With most of the media focus in recent weeks being on preventing and retaliating to state-sponsored cyberattacks, one key point about the UK’s National Cyber Security Strategy (NCSS) that has been largely ignored is how tough it may be on UK IT suppliers.
What Is The NCSS?
As the name suggests, The National Cyber Security Strategy (NCSS) is a (five-year) plan for defending the UK’s systems and infrastructure, for deterring adversaries, and for developing a whole-society capability. The strategy, recently outlined in a speech at the recent ‘Future Decoded’ conference by UK Chancellor Philip Hammond, will be carried out with the help of a £1.9 billion budget which was allocated by the previous Chancellor George Osborne.

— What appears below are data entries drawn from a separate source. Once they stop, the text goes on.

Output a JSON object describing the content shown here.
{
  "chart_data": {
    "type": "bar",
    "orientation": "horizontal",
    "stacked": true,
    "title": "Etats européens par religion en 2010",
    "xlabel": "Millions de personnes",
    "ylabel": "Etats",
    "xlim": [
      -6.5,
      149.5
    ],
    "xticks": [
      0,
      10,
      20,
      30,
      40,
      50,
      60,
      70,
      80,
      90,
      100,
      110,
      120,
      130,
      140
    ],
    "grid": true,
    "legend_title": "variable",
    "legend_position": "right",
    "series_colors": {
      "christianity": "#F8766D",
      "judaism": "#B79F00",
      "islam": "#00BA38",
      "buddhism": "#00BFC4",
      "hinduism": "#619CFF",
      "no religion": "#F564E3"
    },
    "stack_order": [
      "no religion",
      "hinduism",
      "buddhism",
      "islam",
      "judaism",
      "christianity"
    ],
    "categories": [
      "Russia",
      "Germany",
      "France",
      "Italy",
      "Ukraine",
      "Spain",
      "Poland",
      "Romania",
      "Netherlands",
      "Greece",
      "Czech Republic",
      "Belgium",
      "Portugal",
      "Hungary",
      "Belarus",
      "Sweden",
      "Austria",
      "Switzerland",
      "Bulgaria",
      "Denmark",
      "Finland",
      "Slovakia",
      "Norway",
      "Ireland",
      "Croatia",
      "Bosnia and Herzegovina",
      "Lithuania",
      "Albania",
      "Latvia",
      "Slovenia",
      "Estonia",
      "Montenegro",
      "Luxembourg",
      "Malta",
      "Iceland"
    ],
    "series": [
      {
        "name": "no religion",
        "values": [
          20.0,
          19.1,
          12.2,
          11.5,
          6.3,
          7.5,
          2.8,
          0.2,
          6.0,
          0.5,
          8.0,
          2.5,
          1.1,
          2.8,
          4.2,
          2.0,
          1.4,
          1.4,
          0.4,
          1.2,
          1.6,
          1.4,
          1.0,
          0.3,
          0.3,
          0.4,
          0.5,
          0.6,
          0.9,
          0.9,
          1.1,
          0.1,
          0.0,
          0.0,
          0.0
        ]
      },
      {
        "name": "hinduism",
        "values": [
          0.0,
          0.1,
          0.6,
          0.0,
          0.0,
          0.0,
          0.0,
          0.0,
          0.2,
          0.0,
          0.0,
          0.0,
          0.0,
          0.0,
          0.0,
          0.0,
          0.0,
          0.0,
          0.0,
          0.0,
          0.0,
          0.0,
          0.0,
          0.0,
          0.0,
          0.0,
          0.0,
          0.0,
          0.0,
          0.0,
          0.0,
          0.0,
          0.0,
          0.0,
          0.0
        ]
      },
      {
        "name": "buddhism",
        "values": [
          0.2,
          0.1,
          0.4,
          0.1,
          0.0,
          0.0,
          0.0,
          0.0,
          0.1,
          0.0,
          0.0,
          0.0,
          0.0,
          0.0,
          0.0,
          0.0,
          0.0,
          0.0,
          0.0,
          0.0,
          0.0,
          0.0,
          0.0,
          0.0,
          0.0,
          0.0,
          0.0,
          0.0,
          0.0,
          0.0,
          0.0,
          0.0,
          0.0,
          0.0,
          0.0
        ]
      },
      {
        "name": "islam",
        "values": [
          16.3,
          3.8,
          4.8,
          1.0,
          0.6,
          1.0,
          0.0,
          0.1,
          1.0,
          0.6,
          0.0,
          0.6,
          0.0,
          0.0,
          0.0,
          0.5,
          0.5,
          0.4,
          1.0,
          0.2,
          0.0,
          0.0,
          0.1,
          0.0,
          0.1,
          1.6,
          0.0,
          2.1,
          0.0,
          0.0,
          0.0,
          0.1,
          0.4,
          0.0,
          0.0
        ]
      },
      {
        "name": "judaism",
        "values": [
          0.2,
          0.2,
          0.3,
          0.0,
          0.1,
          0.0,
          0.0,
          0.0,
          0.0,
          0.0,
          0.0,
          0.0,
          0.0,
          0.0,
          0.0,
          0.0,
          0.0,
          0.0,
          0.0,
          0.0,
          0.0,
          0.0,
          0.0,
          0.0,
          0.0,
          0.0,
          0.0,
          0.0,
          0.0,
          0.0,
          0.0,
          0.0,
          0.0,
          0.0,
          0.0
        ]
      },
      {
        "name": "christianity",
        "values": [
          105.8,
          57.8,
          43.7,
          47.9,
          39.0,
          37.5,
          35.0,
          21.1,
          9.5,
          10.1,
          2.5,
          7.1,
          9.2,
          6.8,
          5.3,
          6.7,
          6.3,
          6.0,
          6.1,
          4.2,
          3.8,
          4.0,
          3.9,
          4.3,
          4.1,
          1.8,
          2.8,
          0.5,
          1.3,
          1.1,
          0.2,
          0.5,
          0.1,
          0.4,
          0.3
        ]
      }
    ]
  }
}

The Impact For IT Suppliers
In the Chancellor’s speech outlining the new strategy, although he focused on responding and retaliating to cyberattacks, some key issues relating to policy changes and the impact that the strategy will have on IT suppliers were overlooked. These will mean that:
- Suppliers to the public sector will have to be subject to more stringent checks and regulation to preserve cyber security. This looks likely to mean that if products or services are supplied to the government, it is the responsibility of the supplier to make sure that they already have high-level security features included in them. This means that the government’s job as the customer will be to remove those security features if they don’t believe they need them.
- With this new model, rather than the customer adding more security protection after receiving the products/services, it is the responsibility of the supplier to ensure that security features are maximised before delivery.
- There will be a rating system for suppliers, the results of which will be made public. This means that public sector companies and members of the public will have a means with which to judge the supplier in terms of how secure their products and services are, and this could impact upon future business for that supplier.
- The government also looks likely to grant itself the power to test a supplier’s cyber security measures, and to force them to make changes to improve them where it thinks they are needed.
- Suppliers will be made liable for cyber breaches that affect public services.
What Does This Mean For Your Business?
Although the government appears to believe that there will be a general benefit from cyber security regulations in the UK (being seen as higher in the UK than in other comparative advanced economies), if you are an IT supplier to the public sector this new national strategy may dramatically affect you.
It will mean higher costs and greater risks and responsibilities, plus it could mean that smaller suppliers may find it harder to compete. The effects of a poor rating could also mean that future business is affected and this could cause greater anxiety for suppliers and put more pressure on them.